BRIDGEPORT >> Federal authorities announced their first Connecticut arrest related to the possession of carfentanil, an opioid 10,000 times more potent than morphine and 100 times more potent than fentanyl.
Charles Thelusma, 43, formerly of Bridgeport, is in federal custody following his arrest on June 13. U.S. Magistrate Judge William I. Garfinkel in Bridgeport ordered that Thelusma remain detained Wednesday, according to the U.S. Attorney’s Office.
Federal prosecutors did not confirm if Thelusma was in any way involved in a recent fatal overdose involving carfentanil in Norwalk on April 17. The overdose on April 17 in Norwalk was the first known instance of a victim dying from Carfentanil in the state — a drug that is often used as an elephant tranquilizer.
Norwalk Police Chief Thomas Kulhawik was included in the U.S. Attorney’s Office release on the arrest of Thelusma, thanking federal law enforcement as well as his own department for their work in helping to arrest Thelusma.
“I would like to commend my officers for their excellent work on following up with this investigation in regards to this very dangerous drug,” Kulhawik said in the release. “I also thank the DEA and U.S. Attorney’s Office for their valuable assistance and partnership in working on this case which lead to the arrest.”
The U.S. attorney’s office has been working to quickly arrest those suspected of distributing drugs to victims of overdoses since the beginning of 2016. The first defendant to be convicted and sentenced in the District of Connecticut after a fatal overdose was Bradley Commerford who was sentenced to more than six years in prison in August.
“This is the first federal prosecution involving carfentanil in Connecticut,” U.S. Attorney Deirdre Daly said in a press release Thursday. “We will continue to devote numerous federal resources to battle the scourge of opioid abuse and distribution, and our commitment becomes stronger as these illegal drugs become more sinister and deadly. This investigation is ongoing.”
According to the release from Daly’s office, Thelusma was also charged with possession with intent to distribute and distribution of heroin and U47700, another synthetic opioid that is approximately seven times more potent than morphine.
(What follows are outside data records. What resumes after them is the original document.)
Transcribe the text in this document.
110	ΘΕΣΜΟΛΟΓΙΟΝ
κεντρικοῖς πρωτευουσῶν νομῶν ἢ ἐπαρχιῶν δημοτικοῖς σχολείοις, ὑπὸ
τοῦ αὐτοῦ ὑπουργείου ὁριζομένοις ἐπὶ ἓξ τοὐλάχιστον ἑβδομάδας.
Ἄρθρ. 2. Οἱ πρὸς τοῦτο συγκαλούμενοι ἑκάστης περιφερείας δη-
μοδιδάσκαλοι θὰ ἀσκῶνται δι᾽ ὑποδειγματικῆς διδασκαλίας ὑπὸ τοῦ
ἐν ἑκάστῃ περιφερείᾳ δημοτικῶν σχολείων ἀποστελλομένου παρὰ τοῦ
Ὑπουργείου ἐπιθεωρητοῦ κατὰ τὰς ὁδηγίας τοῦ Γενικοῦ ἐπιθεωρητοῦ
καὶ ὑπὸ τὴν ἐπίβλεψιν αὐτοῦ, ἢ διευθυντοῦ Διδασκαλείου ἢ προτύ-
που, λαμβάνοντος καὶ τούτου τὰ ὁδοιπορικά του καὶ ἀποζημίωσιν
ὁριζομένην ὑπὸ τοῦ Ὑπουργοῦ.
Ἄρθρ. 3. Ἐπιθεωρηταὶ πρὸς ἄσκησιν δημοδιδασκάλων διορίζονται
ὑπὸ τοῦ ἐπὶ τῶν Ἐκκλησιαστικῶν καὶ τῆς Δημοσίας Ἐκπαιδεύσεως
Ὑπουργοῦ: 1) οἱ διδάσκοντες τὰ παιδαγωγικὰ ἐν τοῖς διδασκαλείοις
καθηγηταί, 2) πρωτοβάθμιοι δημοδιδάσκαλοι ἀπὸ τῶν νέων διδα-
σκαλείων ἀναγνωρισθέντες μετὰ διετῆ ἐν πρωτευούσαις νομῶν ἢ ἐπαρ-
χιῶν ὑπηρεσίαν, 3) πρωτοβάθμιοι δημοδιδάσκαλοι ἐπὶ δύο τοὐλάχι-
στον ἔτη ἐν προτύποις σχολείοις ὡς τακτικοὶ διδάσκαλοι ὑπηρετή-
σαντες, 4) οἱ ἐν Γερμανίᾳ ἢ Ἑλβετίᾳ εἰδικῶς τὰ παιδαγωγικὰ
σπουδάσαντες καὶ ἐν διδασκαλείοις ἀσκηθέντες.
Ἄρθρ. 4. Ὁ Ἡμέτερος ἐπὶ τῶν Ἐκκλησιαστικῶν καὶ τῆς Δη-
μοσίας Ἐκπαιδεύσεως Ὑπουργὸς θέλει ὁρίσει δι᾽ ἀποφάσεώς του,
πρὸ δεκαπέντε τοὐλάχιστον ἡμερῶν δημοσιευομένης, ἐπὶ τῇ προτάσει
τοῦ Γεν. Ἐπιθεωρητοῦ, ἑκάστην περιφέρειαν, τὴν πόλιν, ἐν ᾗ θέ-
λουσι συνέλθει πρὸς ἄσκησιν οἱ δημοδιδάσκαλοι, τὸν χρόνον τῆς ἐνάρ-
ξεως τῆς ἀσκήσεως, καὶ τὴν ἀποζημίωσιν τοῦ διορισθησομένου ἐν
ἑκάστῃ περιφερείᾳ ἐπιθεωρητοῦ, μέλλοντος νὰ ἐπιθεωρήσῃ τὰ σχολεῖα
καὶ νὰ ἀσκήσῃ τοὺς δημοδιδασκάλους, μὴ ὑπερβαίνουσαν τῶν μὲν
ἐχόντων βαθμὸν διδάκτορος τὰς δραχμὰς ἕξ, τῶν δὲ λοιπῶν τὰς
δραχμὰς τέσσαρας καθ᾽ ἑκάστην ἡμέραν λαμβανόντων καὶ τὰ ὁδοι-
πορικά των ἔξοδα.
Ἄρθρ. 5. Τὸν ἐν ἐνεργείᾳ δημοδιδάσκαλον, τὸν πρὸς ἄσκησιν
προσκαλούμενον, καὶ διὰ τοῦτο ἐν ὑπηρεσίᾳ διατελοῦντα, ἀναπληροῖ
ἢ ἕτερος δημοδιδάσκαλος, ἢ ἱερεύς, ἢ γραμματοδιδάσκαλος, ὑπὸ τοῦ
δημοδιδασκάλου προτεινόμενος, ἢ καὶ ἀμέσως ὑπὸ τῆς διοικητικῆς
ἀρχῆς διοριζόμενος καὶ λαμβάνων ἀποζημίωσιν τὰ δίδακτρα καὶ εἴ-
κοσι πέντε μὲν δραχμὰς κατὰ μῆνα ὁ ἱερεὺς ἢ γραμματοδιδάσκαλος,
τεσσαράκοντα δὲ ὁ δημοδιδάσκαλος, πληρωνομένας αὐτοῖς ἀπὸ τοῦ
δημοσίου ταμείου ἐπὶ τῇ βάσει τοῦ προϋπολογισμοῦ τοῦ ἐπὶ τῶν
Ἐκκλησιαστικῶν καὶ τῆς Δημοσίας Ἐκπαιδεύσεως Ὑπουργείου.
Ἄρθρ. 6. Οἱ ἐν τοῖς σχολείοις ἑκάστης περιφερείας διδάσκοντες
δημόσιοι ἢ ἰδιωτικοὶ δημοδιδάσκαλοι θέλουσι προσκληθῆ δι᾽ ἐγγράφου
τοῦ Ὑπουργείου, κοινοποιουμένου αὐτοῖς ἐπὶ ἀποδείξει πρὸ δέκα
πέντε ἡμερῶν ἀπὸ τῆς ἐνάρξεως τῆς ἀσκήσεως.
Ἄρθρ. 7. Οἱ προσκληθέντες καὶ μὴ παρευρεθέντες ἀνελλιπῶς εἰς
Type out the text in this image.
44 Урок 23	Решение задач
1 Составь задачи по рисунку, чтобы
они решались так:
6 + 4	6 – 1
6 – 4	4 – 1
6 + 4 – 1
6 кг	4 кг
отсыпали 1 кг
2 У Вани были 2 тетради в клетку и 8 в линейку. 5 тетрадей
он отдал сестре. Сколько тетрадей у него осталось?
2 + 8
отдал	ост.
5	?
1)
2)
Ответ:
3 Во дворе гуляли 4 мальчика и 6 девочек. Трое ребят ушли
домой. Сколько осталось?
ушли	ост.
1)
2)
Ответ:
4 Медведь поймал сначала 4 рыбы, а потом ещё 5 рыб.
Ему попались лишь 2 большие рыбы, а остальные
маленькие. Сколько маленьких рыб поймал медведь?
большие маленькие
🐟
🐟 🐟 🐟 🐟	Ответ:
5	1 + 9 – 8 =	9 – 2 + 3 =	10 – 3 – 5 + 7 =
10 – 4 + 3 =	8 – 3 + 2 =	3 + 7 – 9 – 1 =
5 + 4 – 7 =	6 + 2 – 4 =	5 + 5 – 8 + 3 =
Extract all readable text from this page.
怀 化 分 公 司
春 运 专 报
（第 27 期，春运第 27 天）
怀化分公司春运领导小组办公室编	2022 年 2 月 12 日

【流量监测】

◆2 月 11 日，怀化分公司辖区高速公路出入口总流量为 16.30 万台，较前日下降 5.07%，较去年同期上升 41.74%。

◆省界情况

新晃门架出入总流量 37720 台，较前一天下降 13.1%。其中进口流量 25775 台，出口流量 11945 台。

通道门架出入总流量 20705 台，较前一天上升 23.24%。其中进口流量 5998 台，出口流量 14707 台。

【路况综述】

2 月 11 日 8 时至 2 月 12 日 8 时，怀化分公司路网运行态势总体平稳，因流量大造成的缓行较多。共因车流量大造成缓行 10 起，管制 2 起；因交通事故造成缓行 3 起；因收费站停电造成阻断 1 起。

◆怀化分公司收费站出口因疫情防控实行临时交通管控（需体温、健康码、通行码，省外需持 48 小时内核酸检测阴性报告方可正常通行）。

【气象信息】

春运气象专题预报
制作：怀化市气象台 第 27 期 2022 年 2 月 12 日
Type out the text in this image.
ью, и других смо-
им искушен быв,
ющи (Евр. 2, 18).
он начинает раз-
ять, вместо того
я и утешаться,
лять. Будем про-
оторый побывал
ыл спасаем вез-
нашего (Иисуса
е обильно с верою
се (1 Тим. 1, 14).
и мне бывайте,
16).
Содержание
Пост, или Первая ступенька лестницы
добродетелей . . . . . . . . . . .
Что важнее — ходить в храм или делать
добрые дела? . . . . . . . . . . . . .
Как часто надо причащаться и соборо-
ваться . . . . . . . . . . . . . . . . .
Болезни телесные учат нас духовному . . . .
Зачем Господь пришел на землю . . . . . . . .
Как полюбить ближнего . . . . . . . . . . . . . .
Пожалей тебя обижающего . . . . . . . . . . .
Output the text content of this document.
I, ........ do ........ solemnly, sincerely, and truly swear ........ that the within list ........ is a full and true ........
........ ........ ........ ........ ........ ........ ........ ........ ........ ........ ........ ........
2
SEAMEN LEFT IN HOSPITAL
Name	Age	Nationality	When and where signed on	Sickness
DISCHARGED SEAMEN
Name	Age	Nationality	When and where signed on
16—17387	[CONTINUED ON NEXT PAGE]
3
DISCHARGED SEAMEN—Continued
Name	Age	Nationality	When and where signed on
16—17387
Law enforcement conducted two controlled purchases of heroin, carfentanil and U47700 from Thelusma in May prior to his arrest, the release said.
“Those suffering from opioid addiction need access to treatment and recovery,” Drug Enforcement Agency Special Agent in Charge Michael Ferguson said in the release. “But those responsible for the distribution of heroin and deadly synthetic opioids like carfentanil and U-47700 need to be held accountable for their actions. This investigation demonstrates the strength of collaborative law enforcement in Connecticut and our strong partnership with the U.S. Attorney’s Office to aggressively seek and bring to justice anyone who distributes these poisons.”